I have a periodic function $f(x+nL)=f(x)$ where $n \in \mathbb{N}$. Consider the integral
$$ I=\int_{x=-\infty}^{x=+\infty} f(x) \text{d}x. $$
I split this up into chunks of length L as
$$ I = \sum_{n=-\infty}^{n=+\infty} \int_{x=nL}^{x=(n+1)L} f(x) \text{d}x. $$
Then I change the integration value to $y=x-nL$ such that
$$ I = \sum_{n=-\infty}^{n=+\infty} \int_{y=0}^{y=L} f(y) \text{d}y. $$
However now I notice that I have a divergent sum, so I think my assumption that I could split the integral up like this was wrong. Thoughts? Thank you.

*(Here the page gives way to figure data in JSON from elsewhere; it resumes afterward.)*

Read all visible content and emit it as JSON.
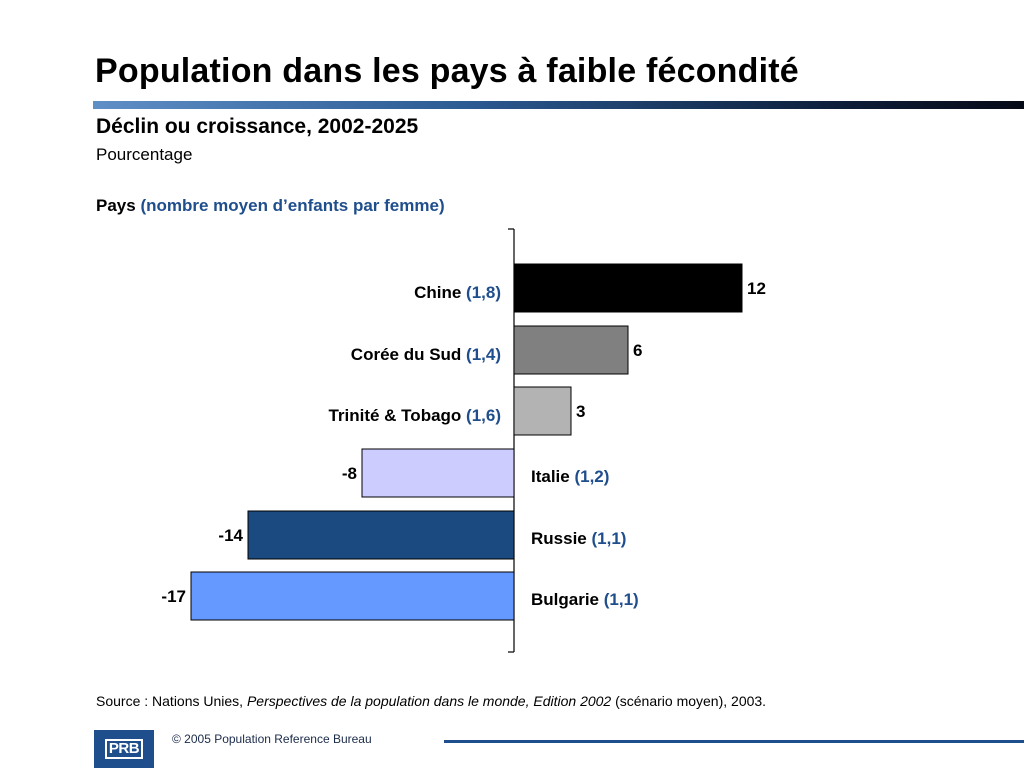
{
  "page": {
    "title": "Population dans les pays à faible fécondité",
    "subtitle": "Déclin ou croissance, 2002-2025",
    "unit": "Pourcentage",
    "axis_caption_bold": "Pays",
    "axis_caption_note": "(nombre moyen d’enfants par femme)",
    "source_prefix": "Source : Nations Unies, ",
    "source_title": "Perspectives de la population dans le monde, Edition 2002",
    "source_suffix": " (scénario moyen), 2003.",
    "copyright": "© 2005 Population Reference Bureau",
    "logo_text": "PRB"
  },
  "colors": {
    "accent_blue": "#1f4e8c"
  },
  "chart_data": {
    "type": "bar",
    "orientation": "horizontal",
    "categories": [
      "Chine",
      "Corée du Sud",
      "Trinité & Tobago",
      "Italie",
      "Russie",
      "Bulgarie"
    ],
    "notes": [
      "(1,8)",
      "(1,4)",
      "(1,6)",
      "(1,2)",
      "(1,1)",
      "(1,1)"
    ],
    "values": [
      12,
      6,
      3,
      -8,
      -14,
      -17
    ],
    "value_labels": [
      "12",
      "6",
      "3",
      "-8",
      "-14",
      "-17"
    ],
    "colors": [
      "#000000",
      "#808080",
      "#b3b3b3",
      "#ccccff",
      "#1a4a80",
      "#6699ff"
    ],
    "xlim": [
      -17,
      12
    ]
  }
}
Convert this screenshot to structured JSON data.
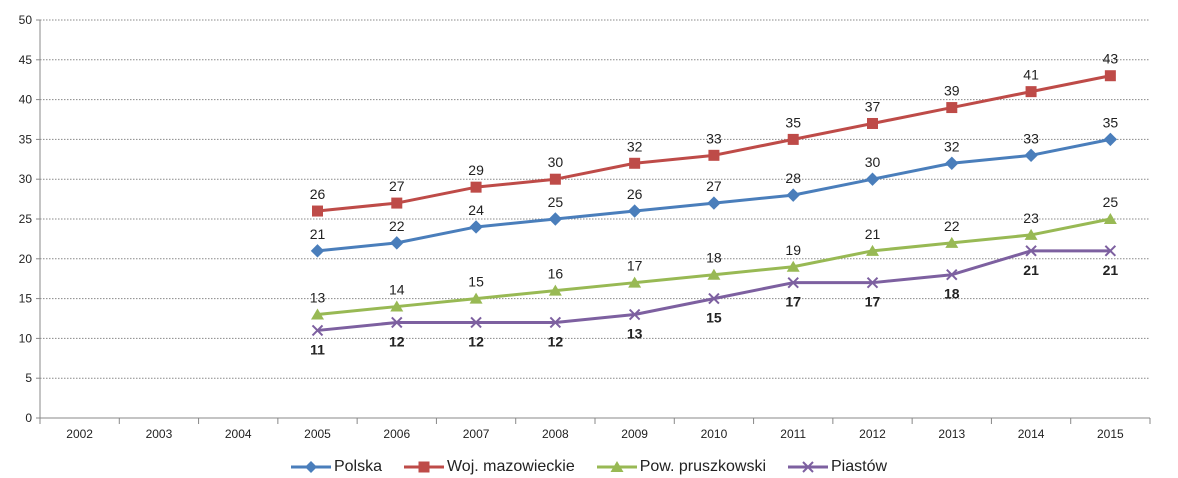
{
  "chart_data": {
    "type": "line",
    "x": [
      "2002",
      "2003",
      "2004",
      "2005",
      "2006",
      "2007",
      "2008",
      "2009",
      "2010",
      "2011",
      "2012",
      "2013",
      "2014",
      "2015"
    ],
    "ylim": [
      0,
      50
    ],
    "yticks": [
      0,
      5,
      10,
      15,
      20,
      25,
      30,
      35,
      40,
      45,
      50
    ],
    "grid": true,
    "legend_position": "bottom",
    "series": [
      {
        "name": "Polska",
        "color": "#4a7ebb",
        "marker": "diamond",
        "label_bold": false,
        "label_position": "above",
        "values": [
          null,
          null,
          null,
          21,
          22,
          24,
          25,
          26,
          27,
          28,
          30,
          32,
          33,
          35
        ]
      },
      {
        "name": "Woj. mazowieckie",
        "color": "#be4b48",
        "marker": "square",
        "label_bold": false,
        "label_position": "above",
        "values": [
          null,
          null,
          null,
          26,
          27,
          29,
          30,
          32,
          33,
          35,
          37,
          39,
          41,
          43
        ]
      },
      {
        "name": "Pow. pruszkowski",
        "color": "#98b954",
        "marker": "triangle",
        "label_bold": false,
        "label_position": "above",
        "values": [
          null,
          null,
          null,
          13,
          14,
          15,
          16,
          17,
          18,
          19,
          21,
          22,
          23,
          25
        ]
      },
      {
        "name": "Piastów",
        "color": "#7d60a0",
        "marker": "x",
        "label_bold": true,
        "label_position": "below",
        "values": [
          null,
          null,
          null,
          11,
          12,
          12,
          12,
          13,
          15,
          17,
          17,
          18,
          21,
          21
        ]
      }
    ]
  }
}
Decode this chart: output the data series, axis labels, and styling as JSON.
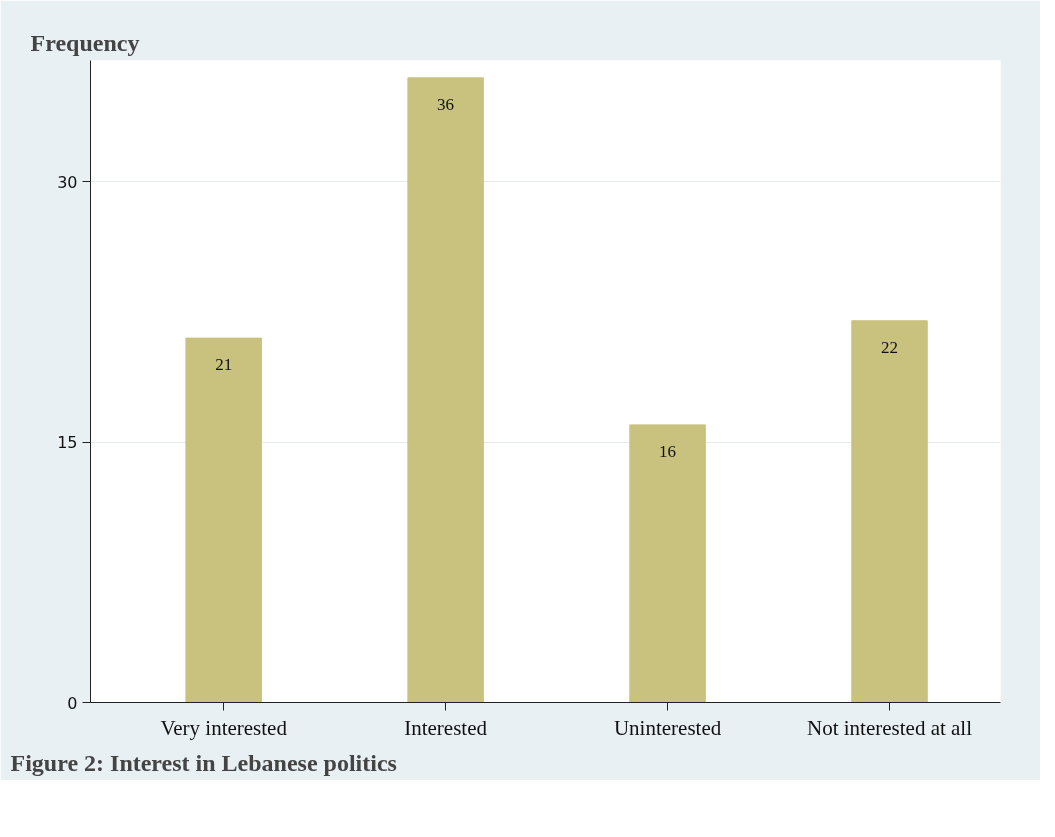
{
  "chart_data": {
    "type": "bar",
    "title": "Figure 2: Interest in Lebanese politics",
    "ylabel": "Frequency",
    "categories": [
      "Very interested",
      "Interested",
      "Uninterested",
      "Not interested at all"
    ],
    "values": [
      21,
      36,
      16,
      22
    ],
    "color": "#c9c17e",
    "data_labels": true,
    "ylim": [
      0,
      37
    ],
    "yticks": [
      0,
      15,
      30
    ],
    "grid": "y"
  }
}
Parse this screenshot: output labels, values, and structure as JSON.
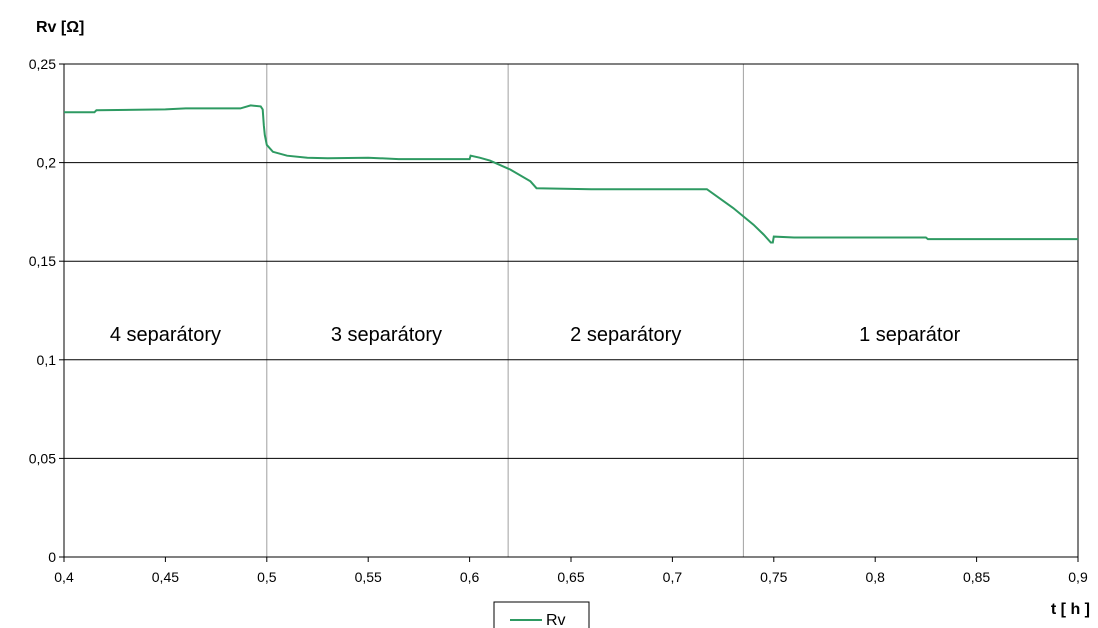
{
  "chart_data": {
    "type": "line",
    "ylabel": "Rv [Ω]",
    "xlabel": "t [ h ]",
    "xlim": [
      0.4,
      0.9
    ],
    "ylim": [
      0,
      0.25
    ],
    "x_ticks": [
      "0,4",
      "0,45",
      "0,5",
      "0,55",
      "0,6",
      "0,65",
      "0,7",
      "0,75",
      "0,8",
      "0,85",
      "0,9"
    ],
    "y_ticks": [
      "0",
      "0,05",
      "0,1",
      "0,15",
      "0,2",
      "0,25"
    ],
    "grid": "horizontal",
    "legend": "bottom-center",
    "colors": {
      "series": "#2e9a62",
      "grid": "#000000",
      "divider": "#a0a0a0"
    },
    "dividers": [
      0.5,
      0.619,
      0.735
    ],
    "regions": [
      {
        "label": "4 separátory",
        "x_center": 0.45
      },
      {
        "label": "3 separátory",
        "x_center": 0.559
      },
      {
        "label": "2 separátory",
        "x_center": 0.677
      },
      {
        "label": "1 separátor",
        "x_center": 0.817
      }
    ],
    "series": [
      {
        "name": "Rv",
        "points": [
          [
            0.4,
            0.2255
          ],
          [
            0.415,
            0.2255
          ],
          [
            0.416,
            0.2265
          ],
          [
            0.45,
            0.227
          ],
          [
            0.46,
            0.2275
          ],
          [
            0.487,
            0.2275
          ],
          [
            0.492,
            0.229
          ],
          [
            0.497,
            0.2285
          ],
          [
            0.498,
            0.227
          ],
          [
            0.4985,
            0.219
          ],
          [
            0.499,
            0.214
          ],
          [
            0.5,
            0.209
          ],
          [
            0.503,
            0.2055
          ],
          [
            0.51,
            0.2035
          ],
          [
            0.52,
            0.2025
          ],
          [
            0.53,
            0.2022
          ],
          [
            0.55,
            0.2025
          ],
          [
            0.565,
            0.2018
          ],
          [
            0.6,
            0.2018
          ],
          [
            0.6005,
            0.2035
          ],
          [
            0.605,
            0.2025
          ],
          [
            0.61,
            0.201
          ],
          [
            0.62,
            0.1965
          ],
          [
            0.63,
            0.1905
          ],
          [
            0.633,
            0.187
          ],
          [
            0.66,
            0.1865
          ],
          [
            0.717,
            0.1865
          ],
          [
            0.73,
            0.177
          ],
          [
            0.74,
            0.1685
          ],
          [
            0.745,
            0.1635
          ],
          [
            0.7485,
            0.1595
          ],
          [
            0.7495,
            0.1595
          ],
          [
            0.75,
            0.1625
          ],
          [
            0.76,
            0.162
          ],
          [
            0.8,
            0.162
          ],
          [
            0.825,
            0.162
          ],
          [
            0.826,
            0.1612
          ],
          [
            0.9,
            0.1612
          ]
        ]
      }
    ]
  }
}
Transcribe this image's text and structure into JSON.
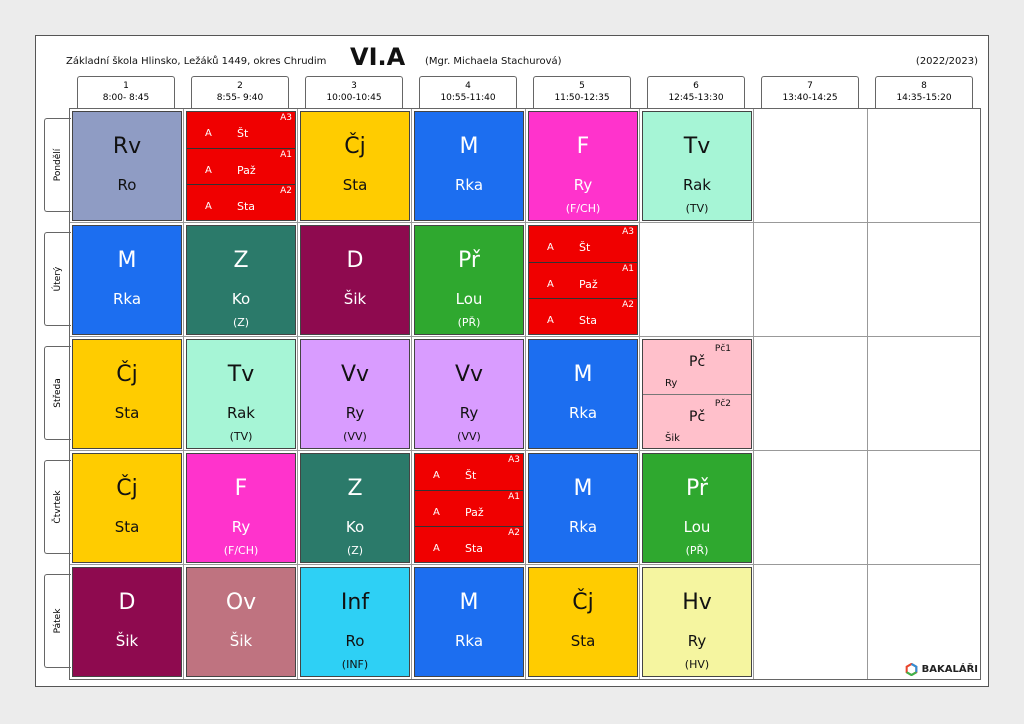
{
  "header": {
    "school": "Základní škola Hlinsko, Ležáků 1449, okres Chrudim",
    "class_name": "VI.A",
    "teacher": "(Mgr. Michaela Stachurová)",
    "year": "(2022/2023)"
  },
  "periods": [
    {
      "num": "1",
      "time": "8:00- 8:45"
    },
    {
      "num": "2",
      "time": "8:55- 9:40"
    },
    {
      "num": "3",
      "time": "10:00-10:45"
    },
    {
      "num": "4",
      "time": "10:55-11:40"
    },
    {
      "num": "5",
      "time": "11:50-12:35"
    },
    {
      "num": "6",
      "time": "12:45-13:30"
    },
    {
      "num": "7",
      "time": "13:40-14:25"
    },
    {
      "num": "8",
      "time": "14:35-15:20"
    }
  ],
  "days": [
    "Pondělí",
    "Úterý",
    "Středa",
    "Čtvrtek",
    "Pátek"
  ],
  "lessons": [
    {
      "day": 0,
      "period": 0,
      "type": "single",
      "subject": "Rv",
      "teacher": "Ro",
      "group": "",
      "color": "#8f9cc4"
    },
    {
      "day": 0,
      "period": 1,
      "type": "split3",
      "color": "#f00000",
      "parts": [
        {
          "tag": "A3",
          "a": "A",
          "subject": "Št"
        },
        {
          "tag": "A1",
          "a": "A",
          "subject": "Paž"
        },
        {
          "tag": "A2",
          "a": "A",
          "subject": "Sta"
        }
      ]
    },
    {
      "day": 0,
      "period": 2,
      "type": "single",
      "subject": "Čj",
      "teacher": "Sta",
      "group": "",
      "color": "#ffcc00"
    },
    {
      "day": 0,
      "period": 3,
      "type": "single",
      "subject": "M",
      "teacher": "Rka",
      "group": "",
      "color": "#1c6ef0"
    },
    {
      "day": 0,
      "period": 4,
      "type": "single",
      "subject": "F",
      "teacher": "Ry",
      "group": "(F/CH)",
      "color": "#ff33cc"
    },
    {
      "day": 0,
      "period": 5,
      "type": "single",
      "subject": "Tv",
      "teacher": "Rak",
      "group": "(TV)",
      "color": "#a6f5d6"
    },
    {
      "day": 1,
      "period": 0,
      "type": "single",
      "subject": "M",
      "teacher": "Rka",
      "group": "",
      "color": "#1c6ef0"
    },
    {
      "day": 1,
      "period": 1,
      "type": "single",
      "subject": "Z",
      "teacher": "Ko",
      "group": "(Z)",
      "color": "#2b7a6a"
    },
    {
      "day": 1,
      "period": 2,
      "type": "single",
      "subject": "D",
      "teacher": "Šik",
      "group": "",
      "color": "#8e0a4f"
    },
    {
      "day": 1,
      "period": 3,
      "type": "single",
      "subject": "Př",
      "teacher": "Lou",
      "group": "(PŘ)",
      "color": "#2fa82f"
    },
    {
      "day": 1,
      "period": 4,
      "type": "split3",
      "color": "#f00000",
      "parts": [
        {
          "tag": "A3",
          "a": "A",
          "subject": "Št"
        },
        {
          "tag": "A1",
          "a": "A",
          "subject": "Paž"
        },
        {
          "tag": "A2",
          "a": "A",
          "subject": "Sta"
        }
      ]
    },
    {
      "day": 2,
      "period": 0,
      "type": "single",
      "subject": "Čj",
      "teacher": "Sta",
      "group": "",
      "color": "#ffcc00"
    },
    {
      "day": 2,
      "period": 1,
      "type": "single",
      "subject": "Tv",
      "teacher": "Rak",
      "group": "(TV)",
      "color": "#a6f5d6"
    },
    {
      "day": 2,
      "period": 2,
      "type": "single",
      "subject": "Vv",
      "teacher": "Ry",
      "group": "(VV)",
      "color": "#d99cff"
    },
    {
      "day": 2,
      "period": 3,
      "type": "single",
      "subject": "Vv",
      "teacher": "Ry",
      "group": "(VV)",
      "color": "#d99cff"
    },
    {
      "day": 2,
      "period": 4,
      "type": "single",
      "subject": "M",
      "teacher": "Rka",
      "group": "",
      "color": "#1c6ef0"
    },
    {
      "day": 2,
      "period": 5,
      "type": "split2",
      "color": "#ffc0cb",
      "parts": [
        {
          "tag": "Pč1",
          "subject": "Pč",
          "teacher": "Ry"
        },
        {
          "tag": "Pč2",
          "subject": "Pč",
          "teacher": "Šik"
        }
      ]
    },
    {
      "day": 3,
      "period": 0,
      "type": "single",
      "subject": "Čj",
      "teacher": "Sta",
      "group": "",
      "color": "#ffcc00"
    },
    {
      "day": 3,
      "period": 1,
      "type": "single",
      "subject": "F",
      "teacher": "Ry",
      "group": "(F/CH)",
      "color": "#ff33cc"
    },
    {
      "day": 3,
      "period": 2,
      "type": "single",
      "subject": "Z",
      "teacher": "Ko",
      "group": "(Z)",
      "color": "#2b7a6a"
    },
    {
      "day": 3,
      "period": 3,
      "type": "split3",
      "color": "#f00000",
      "parts": [
        {
          "tag": "A3",
          "a": "A",
          "subject": "Št"
        },
        {
          "tag": "A1",
          "a": "A",
          "subject": "Paž"
        },
        {
          "tag": "A2",
          "a": "A",
          "subject": "Sta"
        }
      ]
    },
    {
      "day": 3,
      "period": 4,
      "type": "single",
      "subject": "M",
      "teacher": "Rka",
      "group": "",
      "color": "#1c6ef0"
    },
    {
      "day": 3,
      "period": 5,
      "type": "single",
      "subject": "Př",
      "teacher": "Lou",
      "group": "(PŘ)",
      "color": "#2fa82f"
    },
    {
      "day": 4,
      "period": 0,
      "type": "single",
      "subject": "D",
      "teacher": "Šik",
      "group": "",
      "color": "#8e0a4f"
    },
    {
      "day": 4,
      "period": 1,
      "type": "single",
      "subject": "Ov",
      "teacher": "Šik",
      "group": "",
      "color": "#bf7380"
    },
    {
      "day": 4,
      "period": 2,
      "type": "single",
      "subject": "Inf",
      "teacher": "Ro",
      "group": "(INF)",
      "color": "#2ed0f5"
    },
    {
      "day": 4,
      "period": 3,
      "type": "single",
      "subject": "M",
      "teacher": "Rka",
      "group": "",
      "color": "#1c6ef0"
    },
    {
      "day": 4,
      "period": 4,
      "type": "single",
      "subject": "Čj",
      "teacher": "Sta",
      "group": "",
      "color": "#ffcc00"
    },
    {
      "day": 4,
      "period": 5,
      "type": "single",
      "subject": "Hv",
      "teacher": "Ry",
      "group": "(HV)",
      "color": "#f5f5a0"
    }
  ],
  "logo": {
    "text": "BAKALÁŘI",
    "icon": "bakalari-logo-icon"
  }
}
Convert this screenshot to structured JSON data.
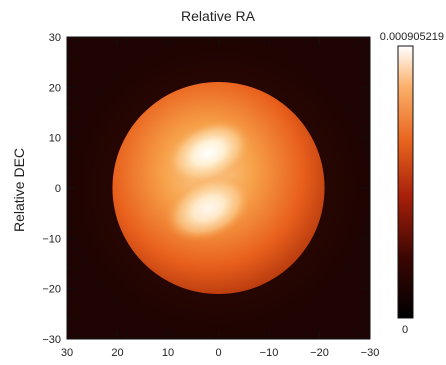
{
  "chart_data": {
    "type": "heatmap",
    "title": "",
    "xlabel": "Relative RA",
    "ylabel": "Relative DEC",
    "xlim": [
      30,
      -30
    ],
    "ylim": [
      -30,
      30
    ],
    "x_ticks": [
      30,
      20,
      10,
      0,
      -10,
      -20,
      -30
    ],
    "y_ticks": [
      -30,
      -20,
      -10,
      0,
      10,
      20,
      30
    ],
    "x_tick_labels": [
      "30",
      "20",
      "10",
      "0",
      "−10",
      "−20",
      "−30"
    ],
    "y_tick_labels": [
      "−30",
      "−20",
      "−10",
      "0",
      "10",
      "20",
      "30"
    ],
    "colorbar": {
      "max_label": "0.000905219",
      "min_label": "0",
      "max": 0.000905219,
      "min": 0,
      "colormap": "black-red-orange-white"
    },
    "disk": {
      "center": [
        0,
        0
      ],
      "radius": 21
    },
    "hotspots": [
      {
        "x": 2,
        "y": 7,
        "relative_intensity": 1.0
      },
      {
        "x": 2,
        "y": -4,
        "relative_intensity": 0.9
      }
    ],
    "colors": {
      "background": "#1e0402",
      "disk_edge": "#c03c10",
      "disk_mid": "#f07a28",
      "disk_bright": "#ffffff"
    }
  }
}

You can split the integral under the assumption that it is convergent, indeed if the integral converge than from the defenition of improper integral:
$\int_{x=-\infty}^{x=+\infty} f(x) \text{d}x =\int_{x=-\infty}^{x=0} f(x) \text{d}x + \int_{x=0}^{x=+\infty} f(x) \text{d}x$
and now,
$\int_{x=0}^{x=+\infty} f(x) \text{d}x = \lim_{n \to \infty} \int_{x=0}^{x=nL} f(x) \text{d}x = \lim_{n \to \infty} \sum_{k=0}^{n-1}\int_{x=kL}^{x=(k+1)L} f(x) \text{d}x = \sum_{k=0}^{\infty}\int_{x=kL}^{x=(k+1)L} f(x) \text{d}x$
and in the exact same way we have
$\int_{x=-\infty}^{x=0} f(x) \text{d}x = \sum_{k=-\infty}^{-1}\int_{x=kL}^{x=(k+1)L} f(x) \text{d}x$
and thus
$\int_{x=-\infty}^{x=+\infty} f(x) \text{d}x =\int_{x=-\infty}^{x=0} f(x) \text{d}x + \int_{x=0}^{x=+\infty} f(x) \text{d}x = \sum_{k=0}^{\infty}\int_{x=kL}^{x=(k+1)L} f(x) \text{d}x + \sum_{k=-\infty}^{-1}\int_{x=kL}^{x=(k+1)L} f(x) \text{d}x = \sum_{k=-\infty}^{\infty}\int_{x=kL}^{x=(k+1)L} f(x) \text{d}x$
as we want.
notice that the sum doesn't have to diverge in the case that $f$ is periodic, as the ellements of the sum can be 0. it can happen for example with $f=0$.
Just as a side note, the only periodic functions such that that $\int_{x=-\infty}^{x=+\infty} f(x) \text{d}x$ converges are functions that are almost everywhere 0.